On Mon, Sep 23, 2024 at 07:20:04AM GMT, Joshua Hahn <joshua.hah...@gmail.com> 
wrote:
> From: Joshua Hahn <joshua.ha...@gmail.com>
> 
> v2 -> v3: Signed-off-by & renamed subject for clarity.
> v1 -> v2: Edited commit messages for clarity.

Thanks for the version changelog, appreciated!

...
> Exposing this metric will allow users to accurately probe the niced CPU
> metric for each workload, and make more informed decisions when
> directing higher priority tasks.

Possibly an example of how this value (combined with some other?) is
used for decisions could shed some light on this and justify adding this
attribute.

Thanks,
Michal

(I'll respond here to Tejun's message from v2 thread.)

On Tue, Sep 10, 2024 at 11:01:07AM GMT, Tejun Heo <t...@kernel.org> wrote:
> I think it's as useful as system-wide nice metric is.

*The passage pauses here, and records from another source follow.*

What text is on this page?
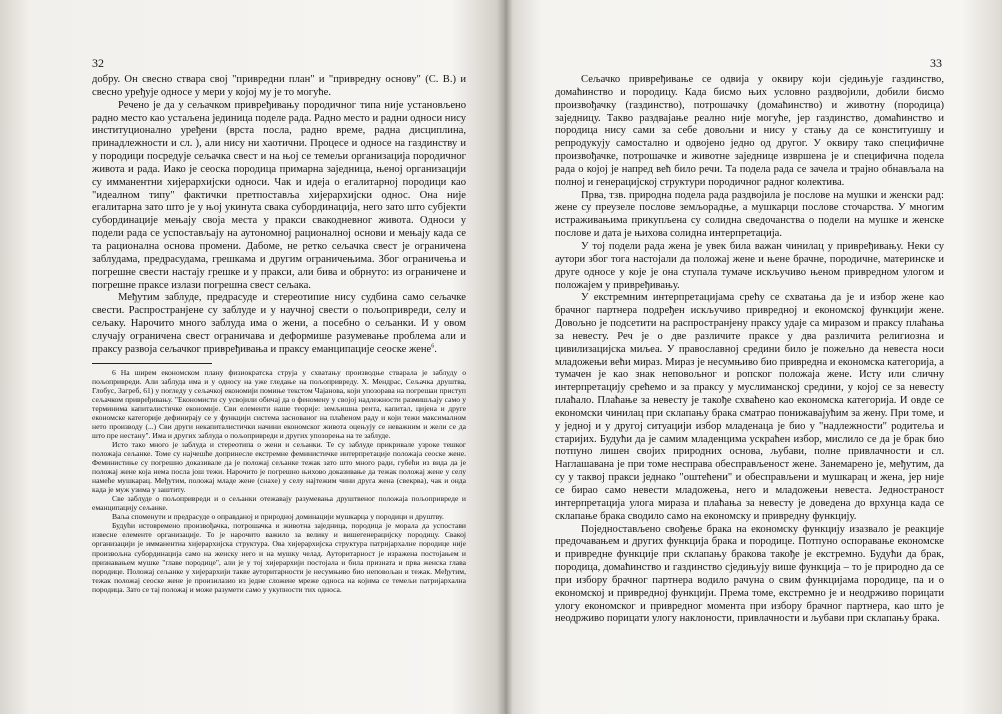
32

добру. Он свесно ствара свој "привредни план" и "привредну основу" (С. В.) и свесно уређује односе у мери у којој му је то могуће.

Речено је да у сељачком привређивању породичног типа није установљено радно место као устаљена јединица поделе рада. Радно место и радни односи нису институционално уређени (врста посла, радно време, радна дисциплина, принадлежности и сл. ), али нису ни хаотични. Процесе и односе на газдинству и у породици посредује сељачка свест и на њој се темељи организација породичног живота и рада. Иако је сеоска породица примарна заједница, њеној организацији су имманентни хијерархијски односи. Чак и идеја о егалитарној породици као "идеалном типу" фактички претпоставља хијерархијски однос. Она није егалитарна зато што је у њој укинута свака субординација, него зато што субјекти субординације мењају своја места у пракси свакодневног живота. Односи у подели рада се успостављају на аутономној рационалној основи и мењају када се та рационална основа промени. Дабоме, не ретко сељачка свест је ограничена заблудама, предрасудама, грешкама и другим ограничењима. Због ограничења и погрешне свести настају грешке и у пракси, али бива и обрнуто: из ограничене и погрешне праксе излази погрешна свест сељака.

Међутим заблуде, предрасуде и стереотипие нису судбина само сељачке свести. Распространјене су заблуде и у научној свести о пољопривреди, селу и сељаку. Нарочито много заблуда има о жени, а посебно о сељанки. И у овом случају ограничена свест ограничава и деформише разумевање проблема али и праксу развоја сељачког привређивања и праксу еманципације сеоске жене$^6$.

6 На ширем економском плану физиократска струја у схватању производње стварала је заблуду о пољопривреди. Али заблуда има и у односу на уже гледање на пољопривреду. Х. Мендрас, Сељачка друштва, Глобус, Загреб, 61) у погледу у сељачкој економији помиње текстом Чајанова, који упозорава на погрешан приступ сељачком привређивању. "Економисти су усвојили обичај да о феномену у својој надлежности размишљају само у терминима капиталистичке економије. Сви елементи наше теорије: земљишна рента, капитал, цијена и друге економске категорије дефинирају се у функцији система заснованог на плаћеном раду и који тежи максималном нето производу (...) Сви други некапиталистички начини економског живота оцењују се неважним и жели се да што пре нестану". Има и других заблуда о пољопривреди и других упозорења на те заблуде.

Исто тако много је заблуда и стереотипа о жени и сељанки. Те су заблуде прикривале узроке тешког положаја сељанке. Томе су најчешће допринесле екстремне феминистичке интерпретације положаја сеоске жене. Феминистиње су погрешно доказивале да је положај сељанке тежак зато што много ради, губећи из вида да је положај жене која нема посла још тежи. Нарочито је погрешно њихово доказивање да тежак положај жене у селу намеће мушкарац. Међутим, положај младе жене (снахе) у селу најтежим чини друга жена (свекрва), чак и онда када је муж узима у заштиту.

Све заблуде о пољопривреди и о сељанки отежавају разумевања друштвеног положаја пољопривреде и еманципацију сељанке.

Ваља споменути и предрасуде о оправданој и природној доминацији мушкарца у породици и друштву.

Будући истовремено произвођачка, потрошачка и животна заједница, породица је морала да успостави извесне елементе организације. То је нарочито важило за велику и вишегенерацијску породицу. Свакој организацији је имманентна хијерархијска структура. Ова хијерархијска структура патријархалне породице није произвољна субординација само на женску него и на мушку челад. Ауторитарност је изражена постојањем и признавањем мушке "главе породице", али је у тој хијерархији постојала и била призната и прва женска глава породице. Положај сељанке у хијерархији такве ауторитарности је несумњиво био неповољан и тежак. Међутим, тежак положај сеоске жене је произилазио из једне сложене мреже односа на којима се темељи патријархална породица. Зато се тај положај и може разумети само у укупности тих односа.

33

Сељачко привређивање се одвија у оквиру који сједињује газдинство, домаћинство и породицу. Када бисмо њих условно раздвојили, добили бисмо произвођачку (газдинство), потрошачку (домаћинство) и животну (породица) заједницу. Такво раздвајање реално није могуће, јер газдинство, домаћинство и породица нису сами за себе довољни и нису у стању да се конституишу и репродукују самостално и одвојено једно од другог. У оквиру тако специфичне произвођачке, потрошачке и животне заједнице извршена је и специфична подела рада о којој је напред већ било речи. Та подела рада се зачела и трајно обнављала на полној и генерацијској структури породичног радног колектива.

Прва, тзв. природна подела рада раздвојила је послове на мушки и женски рад: жене су преузеле послове земљорадње, а мушкарци послове сточарства. У многим истраживањима прикупљена су солидна сведочанства о подели на мушке и женске послове и дата је њихова солидна интерпретација.

У тој подели рада жена је увек била важан чинилац у привређивању. Неки су аутори због тога настојали да положај жене и њене брачне, породичне, материнске и друге односе у које је она ступала тумаче искључиво њеном привредном улогом и положајем у привређивању.

У екстремним интерпретацијама срећу се схватања да је и избор жене као брачног партнера подређен искључиво привредној и економској функцији жене. Довољно је подсетити на распространјену праксу удаје са миразом и праксу плаћања за невесту. Реч је о две различите праксе у два различита религиозна и цивилизацијска миљеа. У православној средини било је пожељно да невеста носи младожењи већи мираз. Мираз је несумњиво био привредна и економска категорија, а тумачен је као знак неповољног и ропског положаја жене. Исту или сличну интерпретацију срећемо и за праксу у муслиманској средини, у којој се за невесту плаћало. Плаћање за невесту је такође схваћено као економска категорија. И овде се економски чинилац при склапању брака сматрао понижавајућим за жену. При томе, и у једној и у другој ситуацији избор младенаца је био у "надлежности" родитеља и старијих. Будући да је самим младенцима ускраћен избор, мислило се да је брак био потпуно лишен својих природних основа, љубави, полне привлачности и сл. Наглашавана је при томе несправа обесправљеност жене. Занемарено је, међутим, да су у таквој пракси једнако "оштећени" и обесправљени и мушкарац и жена, јер није се бирао само невести младожења, него и младожењи невеста. Једностраност интерпретација улога мираза и плаћања за невесту је доведена до врхунца када се склапање брака сводило само на економску и привредну функцију.

Поједностављено свођење брака на економску функцију изазвало је реакције предочавањем и других функција брака и породице. Потпуно оспоравање економске и привредне функције при склапању бракова такође је екстремно. Будући да брак, породица, домаћинство и газдинство сједињују више функција – то је природно да се при избору брачног партнера водило рачуна о свим функцијама породице, па и о економској и привредној функцији. Према томе, екстремно је и неодрживо порицати улогу економског и привредног момента при избору брачног партнера, као што је неодрживо порицати улогу наклоности, привлачности и љубави при склапању брака.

Exactly -- and I don't understand how that system-wide value (without
any cgroups) is useful.
If I don't know how many there are niced and non-niced tasks and what
their runnable patterns are, the aggregated nice time can have ambiguous
interpretations.

> I think there are benefits to mirroring system wide metrics, at least
> ones as widely spread as nice.

I agree with benefits of mirroring of some system wide metrics when they
are useful <del>but not all of them because it's difficult/impossible to take
them away once they're exposed</del>. Actually, readers _should_ handle
missing keys gracefuly, so this may be just fine.

(Is this nice time widely spread? (I remember the field from `top`, still
not sure how to use it.) Are other proc_stat(5) fields different?

I see how this can be the global analog on leaf cgroups but
interpretting middle cgroups with children of different cpu.weights?)